3.Crossing quadrants is as important as each quadrant:
The strength of FSW lies in identifying the opportunities to create workflows across quadrants and generating synergies across them.
Management (M) is at the center of the FSW because it modulates the distribution of work across the quadrants, as shown in Figure 3 below.
The above example illustrates how a project team could be (1) briefed in a Synchronous Distributed environment such as a video conference; followed by (2) a Synchronous Collocated face-to-face meeting and then progress work to occur in (3) a variety of environments.
Synergies, Not Tradeoffs
On the size/growth orientation framework, the authors argue that the resulting workplace comes with difficult trade-offs. Decisions on size will result in a trade-off of collaborative creativity versus individual productivity; and decisions on growth orientation on the agility to change an expand versus coordination.

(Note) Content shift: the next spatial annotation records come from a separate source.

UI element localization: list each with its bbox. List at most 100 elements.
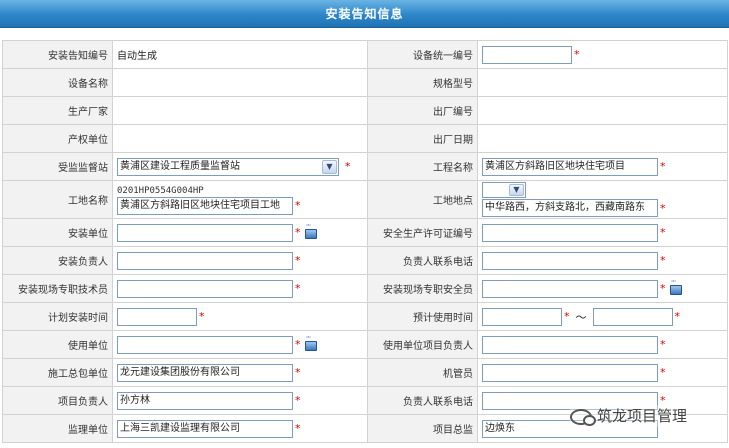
manager-phone-input[interactable] xyxy=(482,251,658,270)
chevron-down-icon[interactable]: ▼ xyxy=(509,184,524,196)
onsite-technician-label: 安装现场专职技术员 xyxy=(2,274,113,303)
site-name-label: 工地名称 xyxy=(2,180,113,219)
required-mark: * xyxy=(295,366,301,379)
picker-icon[interactable]: ··· xyxy=(304,221,317,239)
onsite-safety-officer-label: 安装现场专职安全员 xyxy=(367,274,478,303)
install-notice-form: 安装告知编号 自动生成 设备统一编号 * 设备名称 规格型号 生产厂家 出厂编号… xyxy=(2,40,728,443)
required-mark: * xyxy=(295,199,301,212)
project-name-label: 工程名称 xyxy=(367,152,478,181)
install-manager-input[interactable] xyxy=(117,251,293,270)
form-row: 使用单位 * ··· 使用单位项目负责人 * xyxy=(2,330,728,359)
page-title: 安装告知信息 xyxy=(0,0,729,28)
form-row: 施工总包单位 龙元建设集团股份有限公司 * 机管员 * xyxy=(2,358,728,387)
spec-model-value xyxy=(477,68,728,97)
factory-no-label: 出厂编号 xyxy=(367,96,478,125)
form-row: 安装告知编号 自动生成 设备统一编号 * xyxy=(2,40,728,69)
onsite-technician-input[interactable] xyxy=(117,279,293,298)
factory-date-label: 出厂日期 xyxy=(367,124,478,153)
required-mark: * xyxy=(660,226,666,239)
required-mark: * xyxy=(295,254,301,267)
picker-icon[interactable]: ··· xyxy=(669,277,682,295)
pm-phone-label: 负责人联系电话 xyxy=(367,386,478,415)
factory-no-value xyxy=(477,96,728,125)
expected-use-time-label: 预计使用时间 xyxy=(367,302,478,331)
form-row: 安装负责人 * 负责人联系电话 * xyxy=(2,246,728,275)
install-manager-label: 安装负责人 xyxy=(2,246,113,275)
user-project-manager-input[interactable] xyxy=(482,335,658,354)
supervision-station-select[interactable]: 黄浦区建设工程质量监督站 ▼ xyxy=(117,157,339,176)
form-row: 产权单位 出厂日期 xyxy=(2,124,728,153)
form-row: 设备名称 规格型号 xyxy=(2,68,728,97)
required-mark: * xyxy=(295,338,301,351)
install-unit-label: 安装单位 xyxy=(2,218,113,247)
equipment-admin-label: 机管员 xyxy=(367,358,478,387)
site-code: 0201HP0554G004HP xyxy=(117,185,204,196)
expected-use-from-input[interactable] xyxy=(482,307,562,326)
device-name-value xyxy=(112,68,368,97)
user-unit-label: 使用单位 xyxy=(2,330,113,359)
required-mark: * xyxy=(660,366,666,379)
required-mark: * xyxy=(574,48,580,61)
form-row: 安装单位 * ··· 安全生产许可证编号 * xyxy=(2,218,728,247)
supervision-station-selected: 黄浦区建设工程质量监督站 xyxy=(120,160,240,172)
required-mark: * xyxy=(295,226,301,239)
picker-icon[interactable]: ··· xyxy=(304,333,317,351)
required-mark: * xyxy=(674,310,681,323)
required-mark: * xyxy=(660,254,666,267)
site-address-label: 工地地点 xyxy=(367,180,478,219)
general-contractor-label: 施工总包单位 xyxy=(2,358,113,387)
required-mark: * xyxy=(564,310,570,323)
user-project-manager-label: 使用单位项目负责人 xyxy=(367,330,478,359)
chevron-down-icon[interactable]: ▼ xyxy=(322,159,337,174)
site-name-input[interactable]: 黄浦区方斜路旧区地块住宅项目工地 xyxy=(117,196,293,215)
chief-supervisor-label: 项目总监 xyxy=(367,414,478,443)
supervisor-unit-input[interactable]: 上海三凯建设监理有限公司 xyxy=(117,419,293,438)
manufacturer-value xyxy=(112,96,368,125)
notice-no-label: 安装告知编号 xyxy=(2,40,113,69)
form-row: 受监监督站 黄浦区建设工程质量监督站 ▼ * 工程名称 黄浦区方斜路旧区地块住宅… xyxy=(2,152,728,181)
project-manager-label: 项目负责人 xyxy=(2,386,113,415)
required-mark: * xyxy=(295,394,301,407)
watermark-text: 筑龙项目管理 xyxy=(597,407,688,425)
owner-unit-label: 产权单位 xyxy=(2,124,113,153)
required-mark: * xyxy=(295,422,301,435)
notice-no-value: 自动生成 xyxy=(112,40,368,69)
planned-install-time-input[interactable] xyxy=(117,307,197,326)
device-name-label: 设备名称 xyxy=(2,68,113,97)
wechat-icon xyxy=(570,408,596,426)
required-mark: * xyxy=(345,160,351,173)
required-mark: * xyxy=(199,310,205,323)
manager-phone-label: 负责人联系电话 xyxy=(367,246,478,275)
onsite-safety-officer-input[interactable] xyxy=(482,279,658,298)
required-mark: * xyxy=(660,201,666,215)
required-mark: * xyxy=(295,282,301,295)
site-address-input[interactable]: 中华路西，方斜支路北，西藏南路东 xyxy=(482,199,658,217)
manufacturer-label: 生产厂家 xyxy=(2,96,113,125)
supervision-station-label: 受监监督站 xyxy=(2,152,113,181)
required-mark: * xyxy=(660,338,666,351)
required-mark: * xyxy=(660,160,666,173)
project-manager-input[interactable]: 孙方林 xyxy=(117,391,293,410)
form-row: 安装现场专职技术员 * 安装现场专职安全员 * ··· xyxy=(2,274,728,303)
required-mark: * xyxy=(660,282,666,295)
watermark: 筑龙项目管理 xyxy=(570,405,688,427)
install-unit-input[interactable] xyxy=(117,223,293,242)
device-unified-no-input[interactable] xyxy=(482,45,572,64)
form-row: 工地名称 0201HP0554G004HP 黄浦区方斜路旧区地块住宅项目工地 * … xyxy=(2,180,728,219)
form-row: 生产厂家 出厂编号 xyxy=(2,96,728,125)
equipment-admin-input[interactable] xyxy=(482,363,658,382)
owner-unit-value xyxy=(112,124,368,153)
project-name-input[interactable]: 黄浦区方斜路旧区地块住宅项目 xyxy=(482,157,658,176)
general-contractor-input[interactable]: 龙元建设集团股份有限公司 xyxy=(117,363,293,382)
device-unified-no-label: 设备统一编号 xyxy=(367,40,478,69)
safety-permit-no-label: 安全生产许可证编号 xyxy=(367,218,478,247)
user-unit-input[interactable] xyxy=(117,335,293,354)
factory-date-value xyxy=(477,124,728,153)
district-select[interactable]: ▼ xyxy=(482,182,526,198)
spec-model-label: 规格型号 xyxy=(367,68,478,97)
safety-permit-no-input[interactable] xyxy=(482,223,658,242)
supervisor-unit-label: 监理单位 xyxy=(2,414,113,443)
planned-install-time-label: 计划安装时间 xyxy=(2,302,113,331)
range-separator: ～ xyxy=(575,310,587,324)
expected-use-to-input[interactable] xyxy=(592,307,673,326)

In the FSW, using different quadrants (environments) do not result in trade-offs, but synergies. For example, research suggests that “organizations should be redesigned to intermittently isolate people from each other’s work for best collective performance in solving complex problems.”
Working Asynchronous Distributed (AD) and Synchronous Collocated (SC) can be better for innovation than only rallying employees back to the office, Figure 4.
The view that no one quadrant is inherently better than another and that most tasks are composed of a series of communication processes that benefit from different quadrants (therefore no compromises, but synergies), is comprehensively explained in A theory of media synchronicity.
Getting the FSW Framework to Work
The FSW shifts the value proposition of the workplace upstream, before it is committed to the office and secondary environments.
This framework requires a rethinking of allocation of work with its place based on location and concurrency. It’s an inherently dynamic model, with varying and shifting configurations just like the nature of the organization, its culture, its objectives, and the tasks required to fulfill them, see Figure 5.